Despite all the money sloshing around, the U.S. has fewer physicians per person than most other OECD countries, fewer hospital beds, and a lower life expectancy at birth, according to a recent PBS report. The same report stated that the U.S. spent $8,233 on health per person in 2010. The next highest spenders, Norway, the Netherlands and Switzerland spent at least $3,000 less per person.

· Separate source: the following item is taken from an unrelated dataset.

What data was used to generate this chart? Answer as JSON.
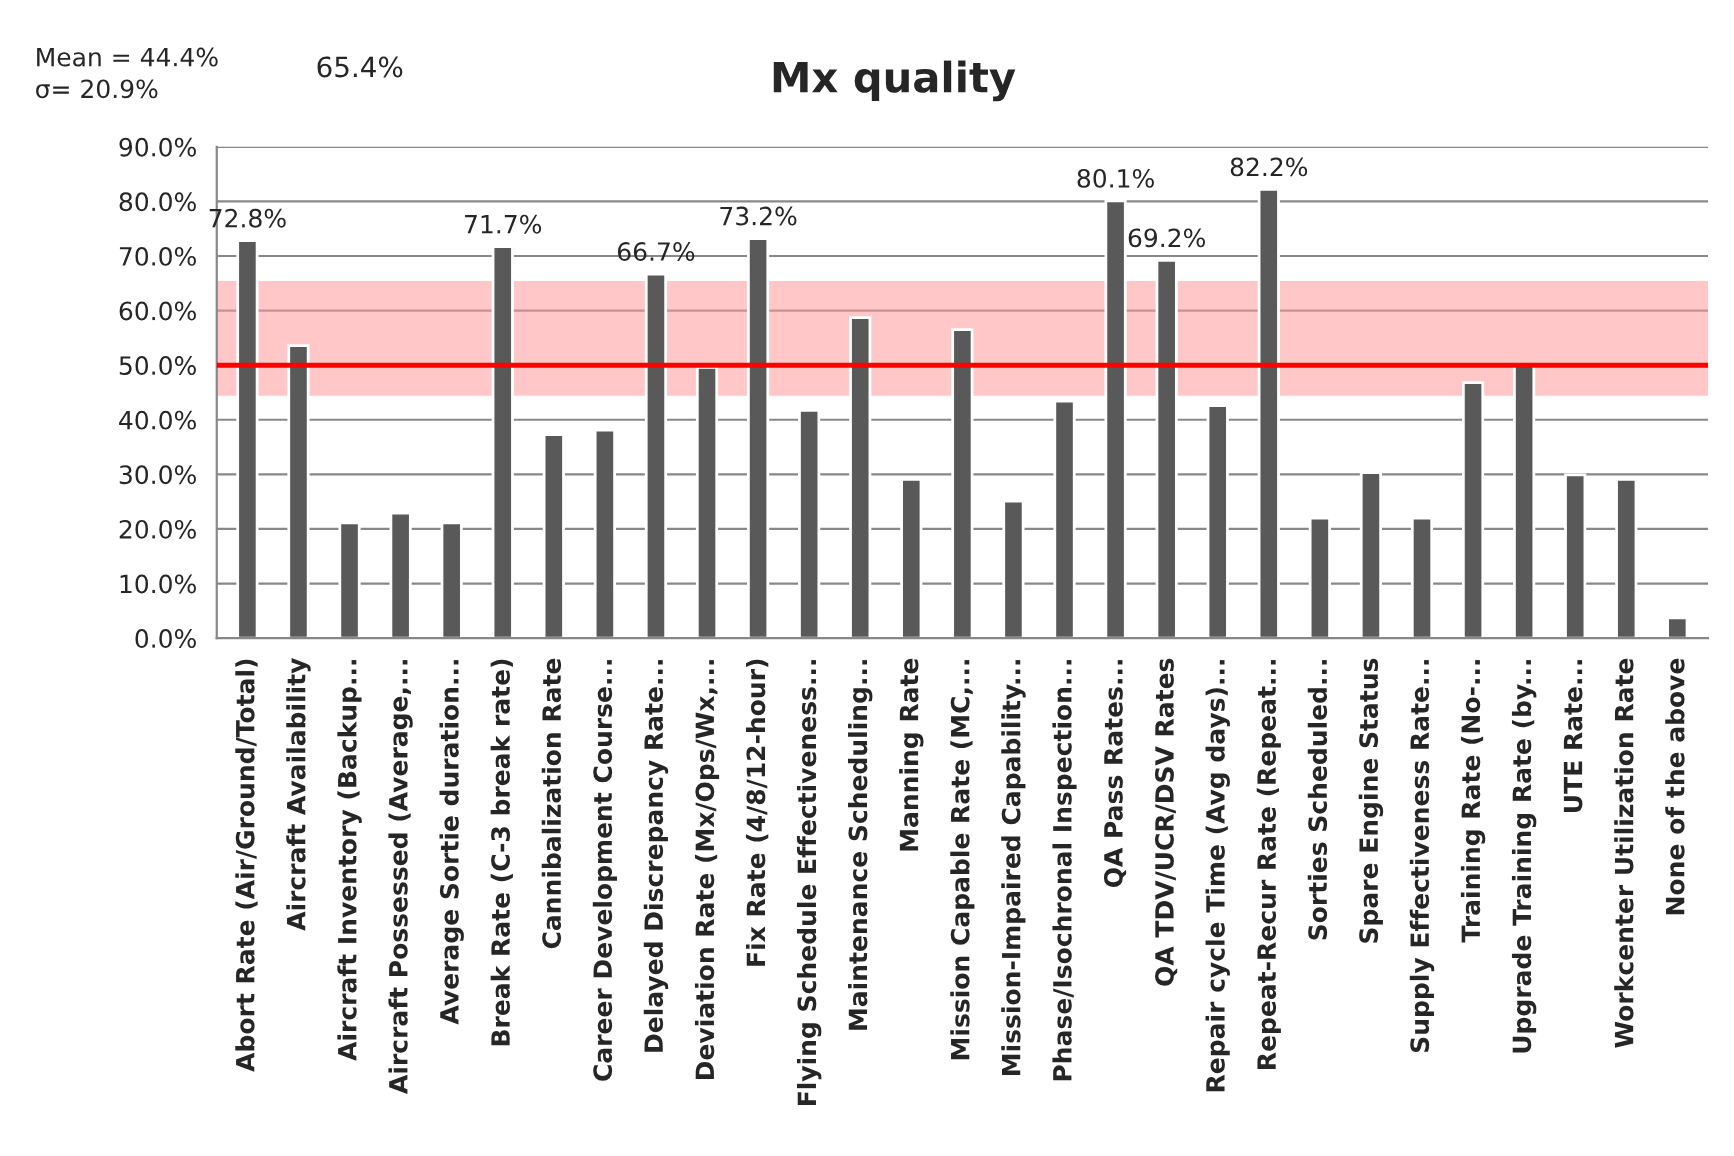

8. Cocaine use. When it comes to cocaine use, we’ve got a tie with Spain. In both countries, according to the 2008 World Drug Report released by the UN Office on Drugs and Crime, three percent of adults and teens say they’ve given it a try.
Between 2006 and 2010, cocaine use is reported to have declined significantly in the U.S., but demand has by no means disappeared: about 2 million Americans are regular users (crack users account for about 700,000 of these). Colombia was once the major supplier of cocaine to Americans, but it has now fallen behind Bolivia and Peru, according to the Office of National Drug Control Policy. Cocaine is the second most popular drug behind pot, but unlike marijuana, it is associated with high rates of death, particularly due to cardiac arrest.
Interesting factoid: Cocaine has a nasty link to industrial capitalism. It first became popular with laborers as a way of increasing productivity, and employers often supplied the drug.